Kekuasaan
Pengertian Kekuasaan
Kekuasaan (wikipedia, 2012) adalah kewenangan yang didapatkan oleh seseorang
atau kelompok guna menjalankan kewenangan tersebut sesuai dengan
kewenangan yang diberikan, kewenangan tidak boleh dijalankan melebihi
kewenangan yang diperoleh
atau kemampuan seseorang atau kelompok untuk memengaruhi tingkah laku
orang atau kelompok lain sesuai dengan keinginan dari pelaku (Miriam
Budiardjo,2002) atau Kekuasaan merupakan kemampuan memengaruhi pihak
lain untuk berpikir dan berperilaku sesuai dengan kehendak yang
memengaruhi (Ramlan Surbakti,1992).
Dalam pembicaraan umum, kekuasaan dapat berarti kekuasaan golongan,
kekuasaan raja, kekuasaan pejabat negara. Sehingga tidak salah bila
dikatakan kekuasaan adalah kemampuan untuk mempengaruhi pihak lain
menurut kehendak yang ada pada pemegang kekuasaan tersebut. Robert Mac
Iver mengatakan bahwa Kekuasaan adalah kemampuan untuk mengendalikan
tingkah laku orang lain baik secara langsung dengan jalan memberi
perintah / dengan tidak langsung dengan jalan menggunakan semua alat dan
cara yg tersedia. Kekuasaan biasanya berbentuk hubungan, ada yg
memerintah dan ada yg diperintah. Manusia berlaku sebagau subjek
sekaligus objek dari kekuasaan. Contohnya Presiden, ia membuat UU
(subyek dari kekuasaan) tetapi juga harus tunduk pada UU (objek dari
kekuasaan).
Jenis-Jenis Kekuasaan
Pada dasarnya telah dikenal bentuk-bentuk kekuasaan yang dijadikan sebagai dasar dalam sistem pemerintahan. Jenis-jenis kekuasaan tersebut terbagi menjadi 3 dan akan dijelaskan secara lengkap dibawah ini:
1. Monarki dan Tirani
Monarki berasal dari kata ‘monarch’ yang berarti raja, yaitu jenis
kekuasaan politik di mana raja atau ratu sebagai pemegang kekuasaan
dominan negara (kerajaan). Para pendukung monarki biasanya mengajukan
pendapat bahwa jenis kekuasaan yang dipegang oleh satu tangan ini lebih
efektif untuk menciptakan suatu stabiltas atau konsensus di dalam proses
pembuatan kebijakan. Perdebatan yang bertele-tele, pendapat yang
beragam, atau persaingan antarkelompok menjadi relatif terkurangi oleh
sebab cuma ada satu kekuasaan yang dominan.
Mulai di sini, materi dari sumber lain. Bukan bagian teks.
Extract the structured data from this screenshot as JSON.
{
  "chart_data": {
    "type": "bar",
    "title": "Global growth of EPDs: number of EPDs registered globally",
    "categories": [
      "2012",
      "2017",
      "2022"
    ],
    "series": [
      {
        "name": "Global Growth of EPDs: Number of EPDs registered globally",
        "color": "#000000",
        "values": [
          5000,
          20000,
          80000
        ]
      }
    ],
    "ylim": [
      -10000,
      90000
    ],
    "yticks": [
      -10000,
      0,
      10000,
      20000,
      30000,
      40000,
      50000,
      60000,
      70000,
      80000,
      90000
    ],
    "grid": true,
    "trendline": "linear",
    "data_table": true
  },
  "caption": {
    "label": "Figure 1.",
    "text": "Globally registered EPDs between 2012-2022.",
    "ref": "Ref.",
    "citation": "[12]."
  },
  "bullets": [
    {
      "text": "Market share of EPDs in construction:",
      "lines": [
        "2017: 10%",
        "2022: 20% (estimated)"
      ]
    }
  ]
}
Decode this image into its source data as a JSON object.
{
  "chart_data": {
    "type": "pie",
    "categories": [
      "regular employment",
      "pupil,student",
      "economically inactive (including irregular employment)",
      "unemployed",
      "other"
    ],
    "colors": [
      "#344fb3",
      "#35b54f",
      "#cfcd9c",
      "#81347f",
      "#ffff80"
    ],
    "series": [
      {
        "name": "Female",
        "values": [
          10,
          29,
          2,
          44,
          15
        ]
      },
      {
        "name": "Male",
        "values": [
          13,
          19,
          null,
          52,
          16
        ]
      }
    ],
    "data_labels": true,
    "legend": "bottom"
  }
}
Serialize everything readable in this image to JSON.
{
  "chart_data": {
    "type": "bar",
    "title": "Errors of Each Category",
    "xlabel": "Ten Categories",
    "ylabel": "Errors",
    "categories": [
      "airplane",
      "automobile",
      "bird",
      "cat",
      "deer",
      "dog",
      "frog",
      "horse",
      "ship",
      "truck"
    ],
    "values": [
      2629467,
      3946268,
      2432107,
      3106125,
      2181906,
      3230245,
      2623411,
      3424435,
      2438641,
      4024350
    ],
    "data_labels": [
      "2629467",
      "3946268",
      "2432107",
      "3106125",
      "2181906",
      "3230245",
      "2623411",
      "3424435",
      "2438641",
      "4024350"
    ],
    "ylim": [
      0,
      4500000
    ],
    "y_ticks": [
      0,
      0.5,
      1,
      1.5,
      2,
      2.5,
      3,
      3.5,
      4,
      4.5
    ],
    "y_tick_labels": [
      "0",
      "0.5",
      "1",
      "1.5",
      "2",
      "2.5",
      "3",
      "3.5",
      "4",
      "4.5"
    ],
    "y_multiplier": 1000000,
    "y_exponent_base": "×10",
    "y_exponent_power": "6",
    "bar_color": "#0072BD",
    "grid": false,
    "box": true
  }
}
Negara-negara yang menerapkan jenis kekuasaan monarki hingga saat ini
adalah Inggris, Swedia, Denmark, Belanda, Norwegia, Belgia, Luxemburg,
Jepang, Muangthai, dan Spanyol. Di negara-negara ini, monarki menjadi
instrumen pemersatu yang cukup efektif, misalnya sebagai simbol
persatuan antar berbagai kelompok yang ada di tengah masyarakat. Kita
perhatikan negara yang modern dan maju seperti Inggris dan Jepang pun
masih menerapkan sistem monarki.
Namun, di negara-negara ini, penguasa monarki harus berbagi kekuasaan
dengan pihak lain, terutama parlemen. Proses berbagi kekuasaan tersebut
dikukuhkan lewat konstitusi (Undang-undang Dasar), dan sebab itu,
monarki di era negara-negara modern sesungguhnya bukan lagi absolut
melainkan bersifat monarki konstitusional. Bahkan, kekuasaannya hanya
bersifat simbolik (sekadar kepala negara) ketimbang amat menentukan
praktek pemerintahan sehari-hari (kepala pemerintahan). Di ke-10 negara
monarki yang telah disebut di atas, pihak yang relatif lebih berkuasa
untuk menentukan jalannya pemerintahan adalah parlemen dengan perdana
menteri sebagai kepala pemerintahannya.
Jenis monarki lainnya yang kini masih ada adalah Arab Saudi. Negara
ini berupa kerajaan dan raja adalah sekaligus kepala negara dan
pemerintahan. Kekuasaan raja tidak dibatasi secara konstitusional, tidak
ada partai politik dan oposisi di sana. Pola kekuasaan di Arab Saudi
juga dikenal sebagai dinasti (Dinasti al-Saud), di mana pewaris raja
adalah keturunannya.
Bentuk pemerintahan yang buruk di dalam satu tangan adalah Tirani.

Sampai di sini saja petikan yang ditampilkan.